Los políticos pueden volver pública su vida privada. Lo pueden hacer sin que sea su primera intención como, por ejemplo, cuando ponen a parientes y familiares en cargos administrativos. Lo provocan cuando se toman una romántica foto en pareja teniendo como fondo San Pedro del Vaticano o deciden desarrollar una imagen pública basada en atributos personales como el peso y la figura corporal, sus habilidades para el baile y el canto.

Los políticos se acercan a los artistas cuando hacen de su popularidad el criterio rector de su desempeño. Se vale. Pero un político no es un cantante de rock ni sus formas de comunicación con el público pueden ser las mismas, o no debieran serlo. Las consecuencias de la confusión pueden ser altas: hacer el ridículo, caer en la banalidad, hacer de asuntos personales y privados materia de escrutinio público y de confrontación política (por ejemplo, Berlusconi y sus fiestas).
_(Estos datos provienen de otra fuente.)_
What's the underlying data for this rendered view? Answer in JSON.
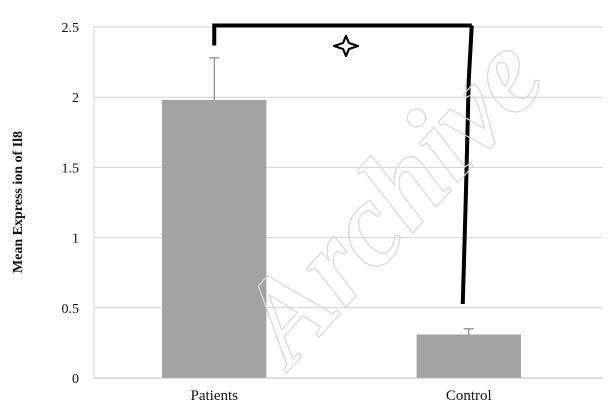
{
  "chart_data": {
    "type": "bar",
    "categories": [
      "Patients",
      "Control"
    ],
    "values": [
      1.98,
      0.31
    ],
    "error": [
      0.3,
      0.04
    ],
    "ylabel": "Mean Express ion of Il8",
    "ylim": [
      0,
      2.5
    ],
    "yticks": [
      0,
      0.5,
      1,
      1.5,
      2,
      2.5
    ],
    "ytick_labels": [
      "0",
      "0.5",
      "1",
      "1.5",
      "2",
      "2.5"
    ],
    "grid": true,
    "bar_color": "#a3a3a3",
    "significance_marker": "star-icon",
    "watermark": "Archive"
  }
}
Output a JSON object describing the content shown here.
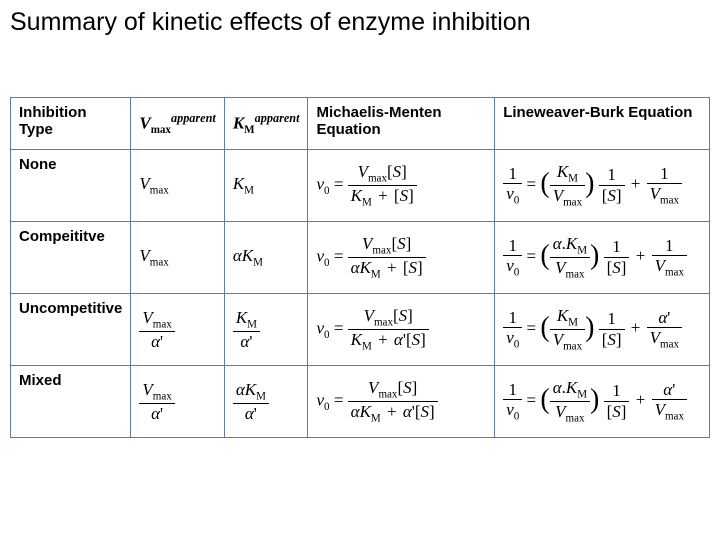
{
  "title": "Summary of kinetic effects of enzyme inhibition",
  "headers": {
    "c1": "Inhibition Type",
    "c2_html": "V<span class='sub'>max</span><span class='sup'>apparent</span>",
    "c3_html": "K<span class='sub'>M</span><span class='sup'>apparent</span>",
    "c4": "Michaelis-Menten Equation",
    "c5": "Lineweaver-Burk Equation"
  },
  "rows": {
    "r1": "None",
    "r2": "Compeititve",
    "r3": "Uncompetitive",
    "r4": "Mixed"
  },
  "style": {
    "border_color": "#5b7bb8",
    "background": "#ffffff",
    "text_color": "#000000",
    "title_fontsize": 25,
    "header_fontsize": 15,
    "equation_font": "Times New Roman italic"
  },
  "equations_text": {
    "none": {
      "vmax": "V_max",
      "km": "K_M",
      "mm": "v0 = Vmax[S] / (KM + [S])",
      "lb": "1/v0 = (KM/Vmax)(1/[S]) + 1/Vmax"
    },
    "comp": {
      "vmax": "V_max",
      "km": "αK_M",
      "mm": "v0 = Vmax[S] / (αKM + [S])",
      "lb": "1/v0 = (α.KM/Vmax)(1/[S]) + 1/Vmax"
    },
    "uncomp": {
      "vmax": "V_max/α'",
      "km": "K_M/α'",
      "mm": "v0 = Vmax[S] / (KM + α'[S])",
      "lb": "1/v0 = (KM/Vmax)(1/[S]) + α'/Vmax"
    },
    "mixed": {
      "vmax": "V_max/α'",
      "km": "αK_M/α'",
      "mm": "v0 = Vmax[S] / (αKM + α'[S])",
      "lb": "1/v0 = (α.KM/Vmax)(1/[S]) + α'/Vmax"
    }
  }
}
Para las mujeres políticas el riesgo es aún más elevado. Quienes participamos en la vida pública seguimos siendo transgresoras de un orden patriarcal todavía sólidamente enraizado en los valores y la cultura discriminatoria, machista, de la sociedad. Que baile el gobernador de Coahuila, hoy presidente del PRI, no significa lo mismo que lo haga la gobernadora de Yucatán. A los hombres gobernadores no los invitan (o no acuden) a los programas de cotilleo o espectáculos, a la gobernadora sí. La responsabilidad de las mujeres en cargos de representación es todavía mayor que la de sus colegas masculinos, pues tienen que evadir las trampas que buscan encontrar en su desempeño los elementos para reforzar los estereotipos de género, como la supuesta fragilidad femenina, su llanto fácil, su veleidad y su frivolidad. Al mismo tiempo, las mujeres políticas tenemos el derecho a construir nuestras propias formas de participación sin imitar las de los hombres. Ésta es la frágil red que vamos tejiendo. Que ningún zangoloteo la rompa.- Mérida, Yucatán.